In the days and weeks that followed, the impact revealed itself in a different form: trauma. Survivors - many of them employees - reported intense panic responses triggered by ordinary sounds like banging doors, sudden movements, or anything resembling smoke or confinement. Sleep became difficult. Normal work routines became overwhelming.
The body remembered what the mind was still trying to process:
One survivor remembered being able to get away while a friend was left behind and did not survive.
Another survivor - a once strong woman who was extremely independent and recounted the story of chasing down her husband with a wandering eye with a bolo, could not bear being alone.
ChangeStation was called in.
What followed was a 4-day intensive intervention—morning and afternoon sessions—working not only with survivors, but also with frontliners, hotel staff, top management, and even funeral home teams who were handling the aftermath of the tragedy.

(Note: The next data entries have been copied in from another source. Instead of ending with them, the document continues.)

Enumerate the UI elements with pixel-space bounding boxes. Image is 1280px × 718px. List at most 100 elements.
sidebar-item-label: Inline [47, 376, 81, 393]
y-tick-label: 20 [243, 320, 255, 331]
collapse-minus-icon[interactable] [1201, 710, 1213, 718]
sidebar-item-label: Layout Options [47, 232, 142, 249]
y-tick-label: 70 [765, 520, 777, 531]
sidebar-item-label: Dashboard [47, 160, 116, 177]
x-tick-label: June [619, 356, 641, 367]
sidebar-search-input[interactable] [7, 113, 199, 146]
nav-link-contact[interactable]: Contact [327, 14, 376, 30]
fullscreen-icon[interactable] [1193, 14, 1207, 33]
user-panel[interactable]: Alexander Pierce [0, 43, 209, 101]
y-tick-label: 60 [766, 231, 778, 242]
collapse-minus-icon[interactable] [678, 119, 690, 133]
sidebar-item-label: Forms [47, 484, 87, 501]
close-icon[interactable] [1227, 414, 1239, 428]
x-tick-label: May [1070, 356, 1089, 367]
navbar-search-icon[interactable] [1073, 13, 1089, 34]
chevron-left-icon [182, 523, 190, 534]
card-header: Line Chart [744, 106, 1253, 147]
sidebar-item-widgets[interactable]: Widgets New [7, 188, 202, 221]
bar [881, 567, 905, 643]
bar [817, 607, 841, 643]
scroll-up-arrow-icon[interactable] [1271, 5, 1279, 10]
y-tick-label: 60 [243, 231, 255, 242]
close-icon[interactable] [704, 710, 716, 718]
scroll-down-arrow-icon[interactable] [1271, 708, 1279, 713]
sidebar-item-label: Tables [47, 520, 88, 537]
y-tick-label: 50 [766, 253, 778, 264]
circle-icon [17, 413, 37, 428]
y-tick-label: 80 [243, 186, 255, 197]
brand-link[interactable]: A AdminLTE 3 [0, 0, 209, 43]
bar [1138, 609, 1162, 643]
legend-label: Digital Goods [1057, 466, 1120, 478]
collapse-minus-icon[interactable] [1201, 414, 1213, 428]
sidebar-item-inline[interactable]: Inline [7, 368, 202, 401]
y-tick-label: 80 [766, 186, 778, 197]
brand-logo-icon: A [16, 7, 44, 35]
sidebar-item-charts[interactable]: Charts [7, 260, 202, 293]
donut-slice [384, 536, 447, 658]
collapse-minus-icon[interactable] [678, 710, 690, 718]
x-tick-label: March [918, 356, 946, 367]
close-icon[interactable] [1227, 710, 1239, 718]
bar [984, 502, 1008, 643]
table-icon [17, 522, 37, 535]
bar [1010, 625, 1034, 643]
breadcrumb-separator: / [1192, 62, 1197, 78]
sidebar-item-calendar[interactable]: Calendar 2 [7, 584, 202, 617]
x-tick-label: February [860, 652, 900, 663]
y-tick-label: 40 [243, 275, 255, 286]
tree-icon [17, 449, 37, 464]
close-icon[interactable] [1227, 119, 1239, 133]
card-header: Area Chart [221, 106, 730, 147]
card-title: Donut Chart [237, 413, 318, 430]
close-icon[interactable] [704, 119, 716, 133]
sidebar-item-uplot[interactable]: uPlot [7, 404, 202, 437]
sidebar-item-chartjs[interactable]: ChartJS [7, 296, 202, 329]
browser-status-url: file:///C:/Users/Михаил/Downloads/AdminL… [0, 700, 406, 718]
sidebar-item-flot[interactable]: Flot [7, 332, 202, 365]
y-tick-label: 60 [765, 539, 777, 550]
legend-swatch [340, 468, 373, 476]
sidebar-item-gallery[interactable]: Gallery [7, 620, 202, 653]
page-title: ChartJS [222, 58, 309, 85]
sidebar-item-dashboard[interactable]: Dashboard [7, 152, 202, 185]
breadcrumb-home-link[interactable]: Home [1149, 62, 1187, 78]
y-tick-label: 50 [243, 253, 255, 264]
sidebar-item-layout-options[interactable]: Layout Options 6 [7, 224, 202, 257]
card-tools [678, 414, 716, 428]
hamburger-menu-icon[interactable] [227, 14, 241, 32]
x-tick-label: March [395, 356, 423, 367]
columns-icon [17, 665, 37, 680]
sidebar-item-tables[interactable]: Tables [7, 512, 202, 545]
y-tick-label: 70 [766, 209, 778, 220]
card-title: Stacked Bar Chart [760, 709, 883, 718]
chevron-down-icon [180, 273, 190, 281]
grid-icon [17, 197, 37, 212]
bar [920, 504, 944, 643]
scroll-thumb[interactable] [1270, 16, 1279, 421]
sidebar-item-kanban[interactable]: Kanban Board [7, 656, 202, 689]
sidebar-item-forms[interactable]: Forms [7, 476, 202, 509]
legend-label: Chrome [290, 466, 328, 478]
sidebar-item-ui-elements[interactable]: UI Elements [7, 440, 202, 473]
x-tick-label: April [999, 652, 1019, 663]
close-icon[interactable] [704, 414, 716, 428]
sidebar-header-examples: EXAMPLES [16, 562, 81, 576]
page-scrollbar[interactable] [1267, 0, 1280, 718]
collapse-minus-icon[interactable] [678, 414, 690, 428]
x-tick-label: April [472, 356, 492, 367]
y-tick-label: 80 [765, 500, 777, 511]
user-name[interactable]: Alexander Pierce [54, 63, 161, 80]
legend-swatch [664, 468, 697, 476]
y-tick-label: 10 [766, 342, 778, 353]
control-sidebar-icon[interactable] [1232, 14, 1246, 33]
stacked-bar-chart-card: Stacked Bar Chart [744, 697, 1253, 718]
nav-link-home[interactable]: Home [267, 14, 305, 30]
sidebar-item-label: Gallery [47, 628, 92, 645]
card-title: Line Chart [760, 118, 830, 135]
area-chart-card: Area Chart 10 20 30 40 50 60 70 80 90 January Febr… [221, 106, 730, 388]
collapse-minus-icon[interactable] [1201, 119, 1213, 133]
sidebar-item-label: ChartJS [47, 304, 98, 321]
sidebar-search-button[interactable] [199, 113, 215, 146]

We coached individuals as well as held plenary sessions for 300 people at a time to remind them that they were stronger than one man. They were more than one evening.
We didn’t just deliver training. We created structured spaces for emotional stabilization, grounding, and psychological first aid in the middle of a workplace still carrying shock.
Survivors who could not function, who flinched at sound and struggled with sleep, began slowly returning to work and daily routines.
Not because the trauma disappeared.
But because, for the first time since the incident, it was finally held, understood, and given a place to move through instead of being carried alone.